I have the master mtd-2.6.git tree on the server, of course. 
I have a bunch of clones of that, on various computers I might be
sitting in front of. On each of those, I might pull from the upstream
tree (directly or indirectly) and push to my server. On each of those, I
might pull from my server and then set about pushing stuff to linus,
which starts with 'git-diff linus..' to vet it for sanity and 'git-log
linus..' to create a pull request.

I don't _care_ how commits from Linus' tree get into my tree. I just
want to know which is the latest commit in my tree that came from
upstream. How it got there is an implementation detail.

The other thing it's used for is excluding upstream commits from being
sent to the MTD commits list. Anything in the 'linus' branch won't get
sent. I _do_ have a fallback which also excludes any commits in the
local mirror of upstream -- but that mirror is pulled by git:// and only
daily, while my merges are usually from ssh://master.kernel.org/... so
when I merge and push to the server, the 'linus' branch may be many
commits ahead of the local mirror of upstream.

> By this, you are effectively getting the origin as seen by other
> people, and taking the most advanced one as the union of the
> origins.
> 
> But step back and think about the reason why you would even want
> to know about the origin of each of your buddies 

I don't. Except when I've pulled from them, and they've pulled from
Linus since I did.
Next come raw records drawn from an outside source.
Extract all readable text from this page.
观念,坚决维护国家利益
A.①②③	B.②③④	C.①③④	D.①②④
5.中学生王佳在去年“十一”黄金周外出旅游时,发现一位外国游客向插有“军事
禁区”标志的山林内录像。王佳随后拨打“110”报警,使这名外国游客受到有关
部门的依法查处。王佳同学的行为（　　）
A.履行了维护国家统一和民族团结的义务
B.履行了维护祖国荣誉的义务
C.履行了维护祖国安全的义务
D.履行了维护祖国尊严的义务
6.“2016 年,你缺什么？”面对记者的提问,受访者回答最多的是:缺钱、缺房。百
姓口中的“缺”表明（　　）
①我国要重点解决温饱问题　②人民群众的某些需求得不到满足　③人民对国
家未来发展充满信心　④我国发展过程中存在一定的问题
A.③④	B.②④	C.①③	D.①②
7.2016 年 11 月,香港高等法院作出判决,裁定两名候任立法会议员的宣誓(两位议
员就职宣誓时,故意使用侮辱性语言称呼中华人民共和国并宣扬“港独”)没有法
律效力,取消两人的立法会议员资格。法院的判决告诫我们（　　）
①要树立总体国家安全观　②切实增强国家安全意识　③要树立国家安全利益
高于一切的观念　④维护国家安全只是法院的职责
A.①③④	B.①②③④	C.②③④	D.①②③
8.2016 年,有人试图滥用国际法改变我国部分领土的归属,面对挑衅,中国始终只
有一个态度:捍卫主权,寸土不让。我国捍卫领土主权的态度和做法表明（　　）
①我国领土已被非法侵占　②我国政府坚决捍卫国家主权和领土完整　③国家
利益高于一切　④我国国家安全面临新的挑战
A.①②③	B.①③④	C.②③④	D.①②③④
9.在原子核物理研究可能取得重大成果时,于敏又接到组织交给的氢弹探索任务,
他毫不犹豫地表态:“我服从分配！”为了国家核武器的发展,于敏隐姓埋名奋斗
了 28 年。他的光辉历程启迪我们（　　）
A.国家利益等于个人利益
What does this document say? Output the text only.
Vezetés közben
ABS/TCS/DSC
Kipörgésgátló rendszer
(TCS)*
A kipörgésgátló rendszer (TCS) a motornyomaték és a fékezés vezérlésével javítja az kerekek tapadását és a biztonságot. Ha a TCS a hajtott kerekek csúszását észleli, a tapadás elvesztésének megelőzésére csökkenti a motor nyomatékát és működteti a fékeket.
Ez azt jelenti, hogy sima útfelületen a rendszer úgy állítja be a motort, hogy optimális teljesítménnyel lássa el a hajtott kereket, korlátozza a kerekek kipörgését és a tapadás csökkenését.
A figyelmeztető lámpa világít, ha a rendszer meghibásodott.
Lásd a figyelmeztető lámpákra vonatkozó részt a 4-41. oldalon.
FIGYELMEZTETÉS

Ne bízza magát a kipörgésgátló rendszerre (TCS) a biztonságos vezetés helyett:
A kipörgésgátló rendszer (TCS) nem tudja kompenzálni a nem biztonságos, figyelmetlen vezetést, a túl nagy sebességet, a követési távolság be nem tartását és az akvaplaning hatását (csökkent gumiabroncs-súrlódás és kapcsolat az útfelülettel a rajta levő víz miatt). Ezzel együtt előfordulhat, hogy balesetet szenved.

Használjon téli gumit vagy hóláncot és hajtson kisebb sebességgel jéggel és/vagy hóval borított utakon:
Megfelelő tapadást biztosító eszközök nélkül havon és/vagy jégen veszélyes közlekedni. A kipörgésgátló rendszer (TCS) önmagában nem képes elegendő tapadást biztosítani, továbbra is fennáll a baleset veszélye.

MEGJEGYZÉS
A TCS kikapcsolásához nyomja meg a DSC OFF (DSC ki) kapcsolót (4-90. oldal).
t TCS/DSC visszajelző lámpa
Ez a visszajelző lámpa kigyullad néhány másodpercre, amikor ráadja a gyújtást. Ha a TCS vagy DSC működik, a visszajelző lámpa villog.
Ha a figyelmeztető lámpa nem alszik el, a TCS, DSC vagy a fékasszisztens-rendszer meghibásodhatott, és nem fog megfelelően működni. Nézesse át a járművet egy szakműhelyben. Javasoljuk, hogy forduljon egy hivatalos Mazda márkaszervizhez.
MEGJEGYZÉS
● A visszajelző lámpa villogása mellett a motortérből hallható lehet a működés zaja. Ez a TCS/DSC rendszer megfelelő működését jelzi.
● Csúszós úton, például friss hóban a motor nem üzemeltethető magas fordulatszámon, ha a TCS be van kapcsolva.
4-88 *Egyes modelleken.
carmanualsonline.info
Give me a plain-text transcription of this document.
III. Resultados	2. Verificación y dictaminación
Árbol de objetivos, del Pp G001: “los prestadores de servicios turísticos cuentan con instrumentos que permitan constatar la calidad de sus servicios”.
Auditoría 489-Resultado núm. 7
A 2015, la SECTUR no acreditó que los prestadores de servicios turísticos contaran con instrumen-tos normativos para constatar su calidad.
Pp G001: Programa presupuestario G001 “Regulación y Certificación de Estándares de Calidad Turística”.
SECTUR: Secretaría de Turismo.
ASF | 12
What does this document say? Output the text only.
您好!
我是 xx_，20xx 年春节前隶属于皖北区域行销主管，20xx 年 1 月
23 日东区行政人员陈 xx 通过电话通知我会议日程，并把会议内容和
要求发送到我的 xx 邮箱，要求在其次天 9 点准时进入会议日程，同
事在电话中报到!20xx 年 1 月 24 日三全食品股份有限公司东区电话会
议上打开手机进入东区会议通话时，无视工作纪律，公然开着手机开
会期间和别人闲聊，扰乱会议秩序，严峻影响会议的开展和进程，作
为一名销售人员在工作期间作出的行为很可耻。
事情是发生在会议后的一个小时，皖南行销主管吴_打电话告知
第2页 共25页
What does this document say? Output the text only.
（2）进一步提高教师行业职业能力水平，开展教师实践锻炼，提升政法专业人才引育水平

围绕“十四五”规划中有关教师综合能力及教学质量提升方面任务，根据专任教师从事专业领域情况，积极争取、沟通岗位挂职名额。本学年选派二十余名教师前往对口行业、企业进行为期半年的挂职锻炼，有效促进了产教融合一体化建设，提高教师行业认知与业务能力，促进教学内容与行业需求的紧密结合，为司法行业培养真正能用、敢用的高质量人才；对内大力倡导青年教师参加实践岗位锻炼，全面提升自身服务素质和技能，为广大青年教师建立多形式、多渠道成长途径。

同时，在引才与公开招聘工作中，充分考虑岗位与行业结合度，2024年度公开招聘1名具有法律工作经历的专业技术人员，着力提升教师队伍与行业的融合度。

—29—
When I prepare for a merge to Linus, I don't _care_
about the last time _I_ pulled from upstream. I just care about the
latest commit which came from upstream, by whatever route.

Likewise, when I'm working on the OLPC git tree and I want to see what
we've got outstanding from Linus' tree.

> ... On the other hand, the earlier "diff" now needs to be written like
> this:
> 
> 	$ git diff $(git merge-base linus A)..A
> 
> Because this is the right thing to do in regular cases anyway,
> we even have a short-hand for that in the "three dot" form:
> 
> 	$ git diff linus...A
> 
> I think you already know these two things: "git-log linus..A is
> the right way to ask what A did relative to Linus, even when
> 'linus' is ahead of what A based his work on" and "the three-dot
> notation linus...A is the right thing to use when 'linus' could
> be ahead of what A is based on". 

OK, that works for much of the local tracking stuff -- I wasn't
previously aware of the 'linus...A' notation.

So I can just 'git-fetch linus; git-log linus...' when preparing to
merge upstream, instead of trying to keep track of the merge-base across
many repositories. Thanks.

It doesn't solve the problem of what to exclude from the commits list. 
But it does at least reduce the scope of the problem -- I only need to
handle that on my own trees, and it _will_ only ever go forward (because
I only ever do 'git-pull linus' in my clone of the mtd tree if it's
going to be immediately followed by 'git-push origin'.